[Date Prev][Date Next][Thread Prev][Thread Next][Date Index][Thread Index]
Re: [Condor-users] Passing condor_dagman args with condor_submit_dag?
- Date: Wed, 1 Mar 2006 10:10:16 -0600 (CST)
- From: "R. Kent Wenger" <wenger@xxxxxxxxxxx>
- Subject: Re: [Condor-users] Passing condor_dagman args with condor_submit_dag?
On Tue, 28 Feb 2006, Armen Babikyan wrote:
> I am attempting to use Condor for a large distributed batch processing
> project. I'm using condor_dagman as a meta scheduler by limiting the
> number of jobs that occur at the same time. I've organized each job to
> be an iteration of a loop, and I have 2 layers of recursion. Let me
> throw some numbers out there: my outer loop iterates 100 times, and my
> inner loop iterates 1000 times (each of these loops contains a DAG). I
> am implementing looping by unrolling the logical loop into a dynamically
> generated DAG file.
> While my solution might prevent condor's scheduler from getting
> overloaded with jobs, I am faced with another problem: organizing the
> files on disk so that one directory doesn't contain something on the
> order of 100*1000 = 100,000's of submit files (and a multiple for output
> and log files). I'm starting with the obvious: make a directory and
> subdirectory for each iteration of the inner loop. However, I am
> running across a problem.
You might be able to reduce the number of submit files you need by
judicious use of the VARS command; although that won't do anything
about input and output files, etc.
> condor_dag_submit -no_submit accepts my *.dag file and produces a
> *.dag.condor.sub file, but I am having trouble properly referencing this
> *.dag.condor.sub file from a *.dag file in the parent directory. I
> think this is because condor_dag_submit does not let me configure some
> of condor_dagman's arguments in the submit file it generates. For example:
> outer *.dag file:
> JOB MAINDAG_111 111/maindag_111.dag.condor.sub
> JOB MAINDAG_222 222/maindag_222.dag.condor.sub
> # Filename: maindag_111.dag.condor.sub
> # Generated by condor_submit_dag maindag_111.dag
> universe = scheduler
> executable = /opt/condor/bin/condor_dagman
> getenv = True
> output = maindag_111.dag.lib.out
> error = maindag_111.dag.lib.out
> log = maindag_111.dag.dagman.log
> remove_kill_sig = SIGUSR1
> on_exit_remove = (ExitBySignal == false || ExitSignal =!= 9)
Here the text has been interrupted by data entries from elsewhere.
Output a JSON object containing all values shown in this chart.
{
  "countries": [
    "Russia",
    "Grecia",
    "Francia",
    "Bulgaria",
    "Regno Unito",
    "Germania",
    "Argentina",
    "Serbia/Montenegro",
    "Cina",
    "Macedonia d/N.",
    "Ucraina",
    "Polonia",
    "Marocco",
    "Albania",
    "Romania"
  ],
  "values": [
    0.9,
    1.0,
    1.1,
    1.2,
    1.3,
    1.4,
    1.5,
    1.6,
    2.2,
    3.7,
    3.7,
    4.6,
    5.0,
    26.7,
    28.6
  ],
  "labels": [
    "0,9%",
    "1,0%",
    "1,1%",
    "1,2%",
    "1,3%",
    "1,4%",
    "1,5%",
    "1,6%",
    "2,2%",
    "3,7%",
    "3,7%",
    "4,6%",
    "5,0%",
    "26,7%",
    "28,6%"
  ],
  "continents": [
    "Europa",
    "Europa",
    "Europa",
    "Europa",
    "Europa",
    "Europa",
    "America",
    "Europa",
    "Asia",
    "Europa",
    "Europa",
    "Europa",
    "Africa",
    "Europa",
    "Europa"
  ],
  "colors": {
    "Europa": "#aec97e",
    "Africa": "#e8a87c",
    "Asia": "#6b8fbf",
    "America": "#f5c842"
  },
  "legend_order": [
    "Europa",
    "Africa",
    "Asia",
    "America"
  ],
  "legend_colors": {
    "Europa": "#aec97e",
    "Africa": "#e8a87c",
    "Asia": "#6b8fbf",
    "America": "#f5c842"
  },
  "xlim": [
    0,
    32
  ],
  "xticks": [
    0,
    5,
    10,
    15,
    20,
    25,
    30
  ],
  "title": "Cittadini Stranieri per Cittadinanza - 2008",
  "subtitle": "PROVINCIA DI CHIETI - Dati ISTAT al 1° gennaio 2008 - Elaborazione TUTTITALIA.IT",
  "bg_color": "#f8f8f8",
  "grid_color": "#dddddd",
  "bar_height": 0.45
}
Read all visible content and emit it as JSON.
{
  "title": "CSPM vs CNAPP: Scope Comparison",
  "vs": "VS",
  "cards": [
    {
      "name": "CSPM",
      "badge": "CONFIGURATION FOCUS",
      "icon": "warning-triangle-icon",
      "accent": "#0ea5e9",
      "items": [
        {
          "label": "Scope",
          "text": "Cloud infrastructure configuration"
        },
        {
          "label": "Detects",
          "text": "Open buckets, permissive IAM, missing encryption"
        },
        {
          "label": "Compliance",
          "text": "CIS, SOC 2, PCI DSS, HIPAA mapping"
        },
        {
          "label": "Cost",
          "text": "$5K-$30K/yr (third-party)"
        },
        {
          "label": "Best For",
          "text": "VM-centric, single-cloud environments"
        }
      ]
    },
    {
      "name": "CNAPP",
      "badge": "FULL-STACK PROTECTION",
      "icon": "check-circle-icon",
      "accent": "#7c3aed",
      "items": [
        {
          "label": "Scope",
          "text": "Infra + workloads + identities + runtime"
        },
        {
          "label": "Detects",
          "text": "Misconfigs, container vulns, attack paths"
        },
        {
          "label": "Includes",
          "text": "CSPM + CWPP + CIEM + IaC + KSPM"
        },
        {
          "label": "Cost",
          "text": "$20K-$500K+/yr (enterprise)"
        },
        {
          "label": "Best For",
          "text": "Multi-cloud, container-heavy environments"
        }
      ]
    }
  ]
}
> arguments = -f -l . -Debug 3 -Lockfile maindag_111.dag.lock
> -Condorlog /tmp/exp6/111/process_a_111.log -Dag maindag_111.dag -Rescue
> maindag_111.dag.rescue -MaxIdle 5 -MaxJobs 1 -UseDagDir
> environment =
> When the outer condor_dagman reads and tries to execute the inner loop's
> condor_dagman, it fails, because it looks in the outer directory for
> maindag_111.dag rather than in the directory 111 (where the above submit
> file, and anything related to maindag_111*, is).
Yes, that makes sense given your example.
> Is there a way I can tell condor_dag_submit to pass particular arguments
> (e.g. -Dag, -Rescue, output files) to the submit file it generates?
> It would be cool if there was a way to get condor_dagman to chdir() into
> a directory before executing. I looked at -UseDagDir, but this will put
> output/log files in the parent directory - something I am trying to avoid.
The way you have things right now, -UseDagDir has no effect because
there is no path in the DAG file specification in your submit file.
Basically, -UseDagDir does cause DAGMan to chdir() to the DAG file's
directory before doing a condor_submit on a node job, or whatever.
Okay, I *think* this will solve your problem: when you run
condor_submit_dag for your inner DAGs, run it in the top-level
directory, like this:
condor_submit_dag -no_submit -UseDagDir 111/maindag_111.dag
> I guess I could write my own condor_submit_dag too, but I'd rather not
> go to that extreme. :-)
> Any insight would be great. Thanks!
Please try things as I suggest above, and let us know if it works.